Les futuristes russes ont inventé une langue spéciale : « заумь » (une langue qui se trouve au –delà de la raison). C’est une langue libre, transmentale, universelle. Les futuristes, à la différence des symbolistes, proposent de détruire la langue traditionnelle et de créer une nouvelle langue de toute pièce. On fait table rase du passé pour créer quelque chose de totalement nouveau. Il s’agit, bien évidemment, d’une utopie.

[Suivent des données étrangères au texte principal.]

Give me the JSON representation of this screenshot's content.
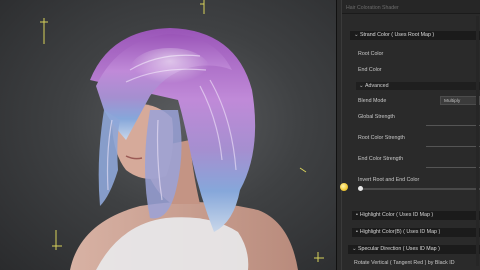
{
  "panel": {
    "title": "Hair Coloration Shader",
    "sections": {
      "strand_color": "Strand Color ( Uses Root Map )",
      "advanced": "Advanced",
      "highlight_color": "Highlight Color ( Uses ID Map )",
      "highlight_color_b": "Highlight Color(B) ( Uses ID Map )",
      "specular_direction": "Specular Direction ( Uses ID Map )"
    },
    "labels": {
      "root_color": "Root Color",
      "end_color": "End Color",
      "blend_mode": "Blend Mode",
      "global_strength": "Global Strength",
      "root_color_strength": "Root Color Strength",
      "end_color_strength": "End Color Strength",
      "invert_root_end": "Invert Root and End Color",
      "rotate_vertical": "Rotate Vertical ( Tangent Red ) by Black ID"
    },
    "blend_mode_value": "Multiply",
    "invert_toggle_on": false
  },
  "colors": {
    "hair_purple": "#b07fd0",
    "hair_blue": "#7ea4d8",
    "panel_bg": "#2a2a2a",
    "header_bg": "#1b1b1b",
    "hint_yellow": "#f2cc3c"
  }
}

  1. Les sources d’inspiration

Démarche « néopositiviste ». Intérêt pour les formes de l’art non-canonique, pour des modes d’expressions primitifs (la langue et la création verbale enfantine, la glossolalie des sectaires, etc.).

  1. Exemples concrets

a)     Nouvelle façon d’associer les mots

·       Non concordance des cas, nombres, du temps, genre du sujet et du prédicat, de l’attribut de du déterminatif.

Ex : « Пробегал озера белый летучкие»

Rupture des liens syntaxiques entre le mots

·       Comparaison inattendue

Ex : « Стучат огнем кочери» (ils tapent avec la flamme du tisonnier)

·       Fusion de deux sons ou deux mots considérés comme unités phoniques en une seule masse phonique

Ex : « Сплетяжу лу сосанною» («Сплетя жулу с осанною»)

« mêlantsemon cé los » (mêlant semonce et los)

b) Création de néologismes

·       Remotiver la langue en créant de nouveaux mots qui ne sont pas arbritraires.

Ex : мечарь à la place de гладиатор (gladiateur) ou трупарня à la place de морг (morgue).

·       Néologismes purs

  1. Forme et contenu

Chez les futuristes, la forme est plus importante que le contenu. Mais il y a quand même une certaine ambiguïté.

Mot « auto-tressé » : fonction spécifiquement poétique du langage qu’on remplit à travers une organisation autonome de la « matière sonore ». La fin n’est pas la communication.

Il y a une différence entre les futuristes russes et italiens. Les italiens pensent que les nouvelles réalités doivent produire des nouvelles formes d’expression. On va donc du contenu vers la forme. Chez les russes, c’est le contraire.